Essential’s strength does not rely on its phone as much it does on its philosophy. Eventually, it was the passionate explanation of the people who worked day in and night out to come up with their proud au courant features.
Xiaoyu Miao, who leads the Essential Phone’s camera development as the company’s head of optics and imaging. He explained the working mechanism of the mono tone and full-color sensors that remove stray specks and provide a better picture quality. What Essential wanted was something new, the problem was to be solved by thinking outside the box approach with tech that had to built on site.
Miao, who had to work with a less than 10 people on his team to achieve this is praise worthy. It is not the final form of the camera but it is every bit the innovation Essential demanded from Miao. As a result, the mono camera has one of the best black and white photograph from a mobile camera possible.
His minimalistic team was also able to come up with a 360 camera attachment and a software that allows it to stitch 210-degree photos with live previewing capabilities. They achieved all this in a miraculous short span of a year. In the future, Miao would like to make the 360 cameras inbuilt to pump us Essential’s chances to be made exclusive feature-popular in the market.
Essential VP of Design Dave Evans goes in depth into the body and design of the phone. Rubin wanted it to have a river stone look that’s easy to slip into the hand. Evans said the finished product was far from a river stone in looks it had gone through a thorough thought process and every inch they moved away from the polished river was many nights in the studio apart.

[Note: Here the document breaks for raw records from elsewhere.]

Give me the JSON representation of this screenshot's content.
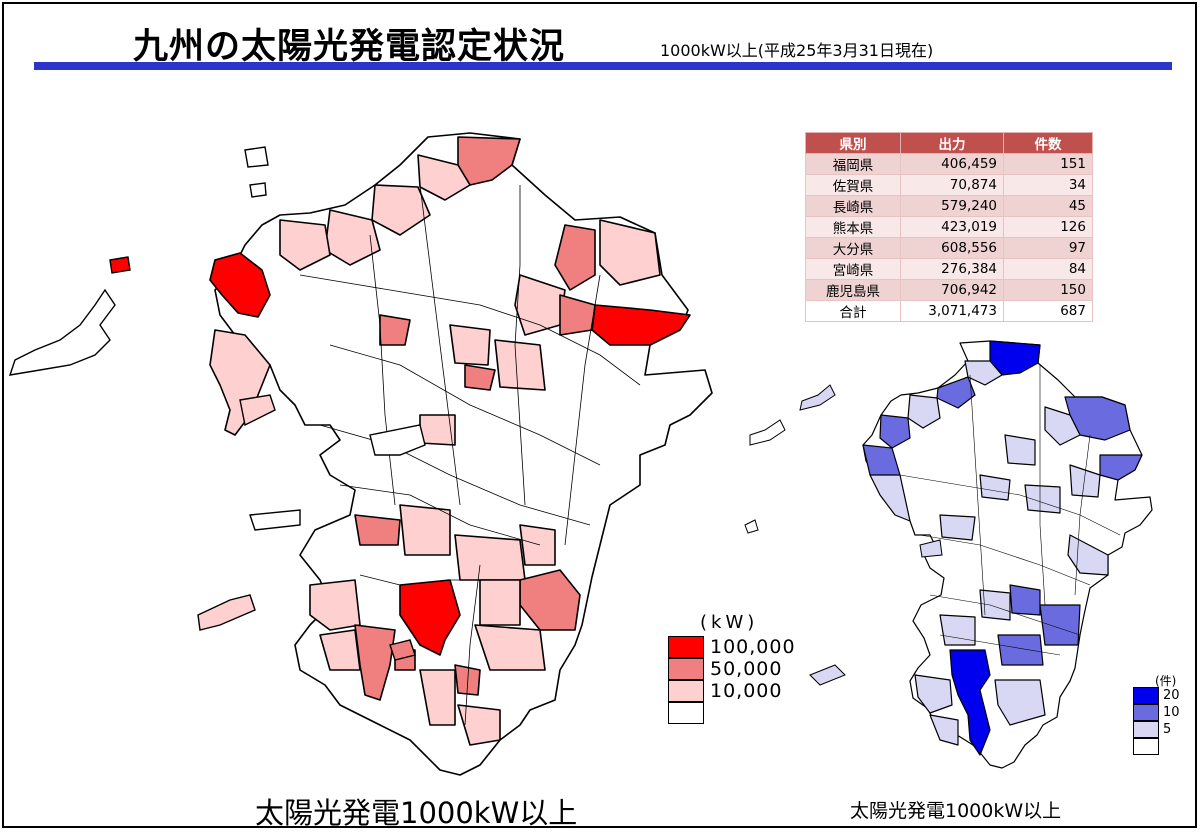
{
  "header": {
    "title": "九州の太陽光発電認定状況",
    "subtitle": "1000kW以上(平成25年3月31日現在)"
  },
  "colors": {
    "rule": "#2b35c7",
    "kw_high": "#ff0000",
    "kw_mid": "#f08080",
    "kw_low": "#ffd0d0",
    "kw_none": "#ffffff",
    "cnt_high": "#0000ee",
    "cnt_mid": "#6b6be0",
    "cnt_low": "#d8d8f4"
  },
  "table": {
    "headers": [
      "県別",
      "出力",
      "件数"
    ],
    "rows": [
      {
        "pref": "福岡県",
        "output": "406,459",
        "count": "151"
      },
      {
        "pref": "佐賀県",
        "output": "70,874",
        "count": "34"
      },
      {
        "pref": "長崎県",
        "output": "579,240",
        "count": "45"
      },
      {
        "pref": "熊本県",
        "output": "423,019",
        "count": "126"
      },
      {
        "pref": "大分県",
        "output": "608,556",
        "count": "97"
      },
      {
        "pref": "宮崎県",
        "output": "276,384",
        "count": "84"
      },
      {
        "pref": "鹿児島県",
        "output": "706,942",
        "count": "150"
      }
    ],
    "total": {
      "pref": "合計",
      "output": "3,071,473",
      "count": "687"
    }
  },
  "legend_kw": {
    "unit": "(kW)",
    "items": [
      {
        "label": "100,000",
        "color": "#ff0000"
      },
      {
        "label": "50,000",
        "color": "#f08080"
      },
      {
        "label": "10,000",
        "color": "#ffd0d0"
      },
      {
        "label": "",
        "color": "#ffffff"
      }
    ]
  },
  "legend_count": {
    "unit": "(件)",
    "items": [
      {
        "label": "20",
        "color": "#0000ee"
      },
      {
        "label": "10",
        "color": "#6b6be0"
      },
      {
        "label": "5",
        "color": "#d8d8f4"
      },
      {
        "label": "",
        "color": "#ffffff"
      }
    ]
  },
  "captions": {
    "left": "太陽光発電1000kW以上",
    "right": "太陽光発電1000kW以上"
  }
}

Product Designer Paulina Mustafa also took us along on the production line with her as the hardware engineer. She explained to us with excitement how the company pained over what materials to use. They considered the features of every material down to the structural features.
She then proceeded to smash her own Essential Phone against the table’s edge to show that no matter how many times she hit there was no visible damage to the casing.

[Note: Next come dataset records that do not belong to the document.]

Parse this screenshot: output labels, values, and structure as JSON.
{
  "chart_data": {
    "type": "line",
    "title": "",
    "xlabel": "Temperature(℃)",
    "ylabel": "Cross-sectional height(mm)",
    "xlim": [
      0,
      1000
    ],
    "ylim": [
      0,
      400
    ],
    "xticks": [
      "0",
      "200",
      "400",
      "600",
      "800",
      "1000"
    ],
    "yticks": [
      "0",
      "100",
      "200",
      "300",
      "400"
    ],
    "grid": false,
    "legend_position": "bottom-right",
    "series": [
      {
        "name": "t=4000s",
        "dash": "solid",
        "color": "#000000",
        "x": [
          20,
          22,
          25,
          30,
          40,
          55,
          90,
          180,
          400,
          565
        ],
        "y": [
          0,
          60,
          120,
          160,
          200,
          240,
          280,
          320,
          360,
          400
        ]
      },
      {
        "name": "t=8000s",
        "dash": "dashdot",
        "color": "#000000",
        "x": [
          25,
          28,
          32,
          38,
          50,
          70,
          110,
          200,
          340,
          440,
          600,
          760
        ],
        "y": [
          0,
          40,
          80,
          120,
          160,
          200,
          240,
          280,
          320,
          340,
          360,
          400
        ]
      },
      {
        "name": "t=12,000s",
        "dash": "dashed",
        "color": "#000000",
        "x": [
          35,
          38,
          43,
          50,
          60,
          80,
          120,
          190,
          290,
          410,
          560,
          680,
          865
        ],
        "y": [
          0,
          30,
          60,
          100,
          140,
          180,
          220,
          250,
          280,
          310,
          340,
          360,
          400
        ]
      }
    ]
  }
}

Mustafa, Miao, and Evans were the front runners of Essential’s efforts to bring a pro-consumer approach into the lime light and they succeeded. The three of them, though excited and thrilled, narrated their part of the journey not as a professional commoditized but as the work force that spent night after night working in sync to pull this device out of their imagination and into our hands.

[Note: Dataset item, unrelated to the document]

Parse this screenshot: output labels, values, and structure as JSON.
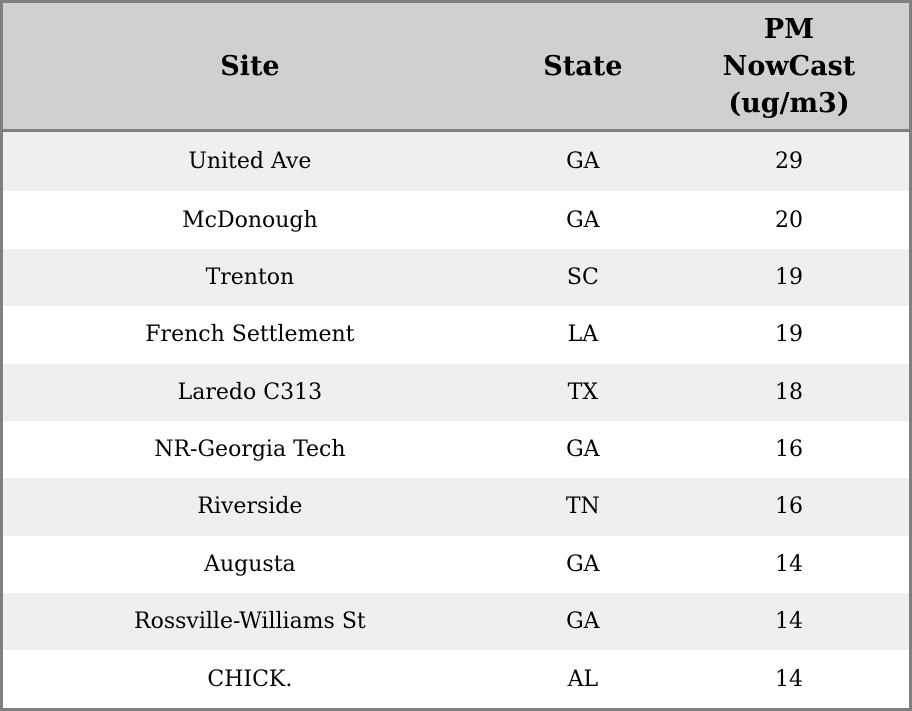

Essential wants to make noise in a quiet room that has settled to not treat start-ups as a competitor. They are obdurately trying to distinguish themselves, quite like the artisan-mass market divide. Essential’s approach is centered around painstakingly obsessing over minute details to produce a tech that is the best of their efforts. This paradigm is guiding their production, sourcing and marketing and media campaigns.
Time will surely reveal if this was worth their effort, they still have to determine what the valuable result they are looking for but as far as daring attention in a stalemate goes Essential is making bold statements.